Wed, January 9, 2008 at 08:48AM | Unregistered CommenterOption Addict

Jeff,
Would you consider EDU a failed breakout or still consolidating?

Wed, January 9, 2008 at 08:48AM | Unregistered Commenterjym

DRYS - making my day in a very big way.

Wed, January 9, 2008 at 08:51AM | Unregistered CommenterDoji Girl

Jeff -
LFC - are you considering this just a retest? I'd rather not see this go all the way back up to meet the descending resistance line. I played this as a desc. tri. breakout.

Wed, January 9, 2008 at 08:56AM | Unregistered CommenterDoji Girl

Jeff or other OA's

To log or not to log. Check out the chart on CSUN, with the log on it has hit its head on the trendline at about $18 and proceeded to fall sharply. With the log off it has come back to its trendline support. There is a big difference on this chart. When using log on other charts there is usually not this much a difference. So my question is would you play this as a support bounce?

Jon

Wed, January 9, 2008 at 08:57AM | Unregistered CommenterJP from OC

DG,
I second the DRYS move.
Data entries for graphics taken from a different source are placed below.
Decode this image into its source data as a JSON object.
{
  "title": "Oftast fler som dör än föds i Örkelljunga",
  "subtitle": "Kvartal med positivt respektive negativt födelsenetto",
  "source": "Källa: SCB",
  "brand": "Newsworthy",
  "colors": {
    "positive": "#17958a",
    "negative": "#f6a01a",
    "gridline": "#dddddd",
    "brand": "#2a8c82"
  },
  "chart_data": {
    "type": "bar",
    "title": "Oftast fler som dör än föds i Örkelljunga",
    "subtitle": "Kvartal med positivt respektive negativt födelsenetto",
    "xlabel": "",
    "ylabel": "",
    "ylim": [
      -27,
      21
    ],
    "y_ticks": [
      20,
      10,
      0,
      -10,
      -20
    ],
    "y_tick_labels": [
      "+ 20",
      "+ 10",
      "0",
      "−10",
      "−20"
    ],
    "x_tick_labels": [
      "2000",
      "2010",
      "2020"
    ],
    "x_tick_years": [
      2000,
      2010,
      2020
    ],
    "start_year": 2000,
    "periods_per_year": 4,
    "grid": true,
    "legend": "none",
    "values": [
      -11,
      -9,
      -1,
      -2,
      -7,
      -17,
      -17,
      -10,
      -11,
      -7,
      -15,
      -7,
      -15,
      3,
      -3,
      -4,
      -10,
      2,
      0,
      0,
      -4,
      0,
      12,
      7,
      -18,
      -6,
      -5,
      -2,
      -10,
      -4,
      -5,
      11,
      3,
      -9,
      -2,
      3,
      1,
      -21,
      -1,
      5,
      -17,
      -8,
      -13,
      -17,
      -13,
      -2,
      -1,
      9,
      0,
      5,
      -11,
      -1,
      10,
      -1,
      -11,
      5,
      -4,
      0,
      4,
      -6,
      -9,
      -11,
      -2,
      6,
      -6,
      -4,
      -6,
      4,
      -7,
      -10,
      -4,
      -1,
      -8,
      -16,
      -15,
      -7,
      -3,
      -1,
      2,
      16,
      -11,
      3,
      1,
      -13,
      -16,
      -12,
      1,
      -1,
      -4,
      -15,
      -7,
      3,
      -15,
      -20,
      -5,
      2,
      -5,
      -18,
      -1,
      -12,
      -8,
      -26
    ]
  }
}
I chickened out and took profits.

Wed, January 9, 2008 at 08:58AM | Unregistered Commenterdc

On the subject of MOS,
Came out with great earnings before the bell, was up in pre hours trading, got an analyst upgrade, gapped up, stayed high, and then tanked. I don't think this was a sell the news because it was down big the last 2 days. I am not invested in it but I'm trying to understand the price action. Can anyone explain?